Dinamo verfolgt den Wertzuwachs von Baturina und Sučić: Das ehemalige Maksimir-Tandem eröffnet eine neue Transferrechnung
Die Auftritte von Martin Baturina und Petar Sučić bei der Weltmeisterschaft 2026 haben das Interesse an den beiden Mittelfeldspielern, die sich fußballerisch bei Dinamo entwickelt haben, weiter verstärkt, und sie könnten dem Zagreber Klub auch einen neuen finanziellen Nutzen bringen. Nach dem Spiel zwischen England und Kroatien, das am 17. Juni 2026 in Dallas ausgetragen wurde und in dem England 4:2 gewann, zeichnete sich Baturina mit einem Tor aus, während Sučić an der Aktion beteiligt war, die dem kroatischen Ausgleich vorausging. Laut dem offiziellen FIFA-Bericht antwortete Kroatien in der ersten Halbzeit zweimal auf die englische Führung, zunächst durch Baturinas Tor in der 36. Minute und anschließend durch den Treffer von Petar Musa in der Nachspielzeit des ersten Abschnitts. In einem Spiel mit hohem Rhythmus zogen gerade Baturina und Sučić erneut die Aufmerksamkeit der breiteren Fußballöffentlichkeit auf sich, was in der Phase eines großen Wettbewerbs oft direkten Einfluss auf die Marktwahrnehmung von Spielern hat. Für Dinamo ist dieser Umstand besonders wichtig, weil beide Maksimir mit medial gemeldeten Anteilen an künftigen Transfers verließen.
Die Weltmeisterschaft als stärkstes Schaufenster für junge Mittelfeldspieler
Große Turniere verändern Marktwerte nicht automatisch, können aber Prozesse, die in Klubs, Scoutingabteilungen und Agenturnetzwerken bereits begonnen haben, stark beschleunigen. Baturina zeigte im Duell gegen England genau das, weshalb er seit Jahren als einer der interessantesten kreativen Mittelfeldspieler seiner Generation gilt: die Fähigkeit, den Ball zwischen den Linien anzunehmen, Mut in der Progression und Ruhe im Abschluss. Sučić bestätigte auf der anderen Seite das Profil eines modernen zentralen Mittelfeldspielers, der das Spiel verbinden, in Zweikämpfe gehen und unter Druck Entscheidungen treffen kann.

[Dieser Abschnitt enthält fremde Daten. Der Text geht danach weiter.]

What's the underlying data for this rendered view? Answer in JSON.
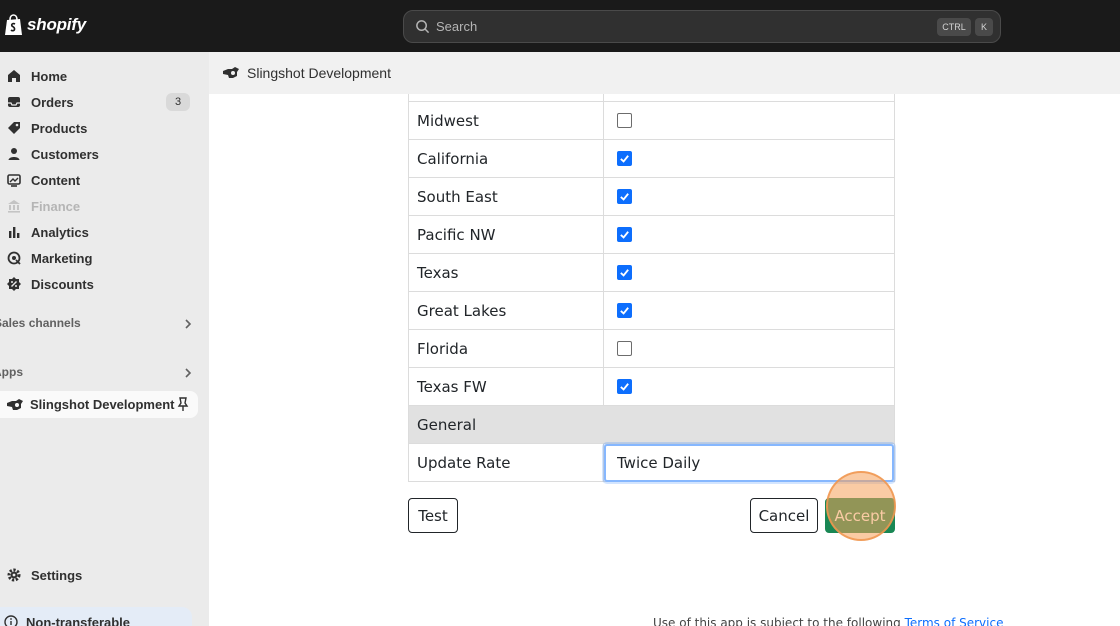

Der FIFA-Bericht hob hervor, dass die kroatische Antwort in der ersten Halbzeit genau über Baturina und Musa kam, während Harry Kane mit zwei Toren sowie Jude Bellingham und Marcus Rashford den englischen Sieg besiegelten. Ein solcher Kontext macht Baturinas Tor noch sichtbarer, weil es gegen eine Nationalmannschaft fiel, deren Spieler überwiegend in der teuersten Liga der Welt antreten.
Für Spieler, die bereits in starken europäischen Ligen stehen, ist die Weltmeisterschaft ein zusätzlicher Test, aber auch eine globale Bühne, die eine Klubsaison nur selten übertreffen kann. Baturina wurde nach seinem Abgang von Dinamo Spieler von Como, einem italienischen Erstligisten mit einem ambitionierten sportlichen Projekt, während Sučić bei Inter die Plattform eines der größten Klubs der Serie A erhielt. In einem solchen Umfeld werden einzelne Aktionen auf der Nationalmannschaftsbühne Teil eines größeren Bildes: Bewertet wird nicht nur ein Tor oder eine Vorlage, sondern auch Reife, Anpassungsfähigkeit und Reaktion in Spielen mit höchstem Druck. Deshalb wird nach dem Duell mit England nicht nur über Kroatiens Ergebnis gesprochen, sondern auch darüber, wie sehr die Auftritte der ehemaligen Dinamo-Spieler die Verhandlungspositionen ihrer Klubs verändern könnten. Dinamo ist in dieser Geschichte kein direkter Beteiligter, kann aber ein wichtiger finanzieller Nutznießer sein, falls Klauseln aus früheren Transfers aktiviert werden.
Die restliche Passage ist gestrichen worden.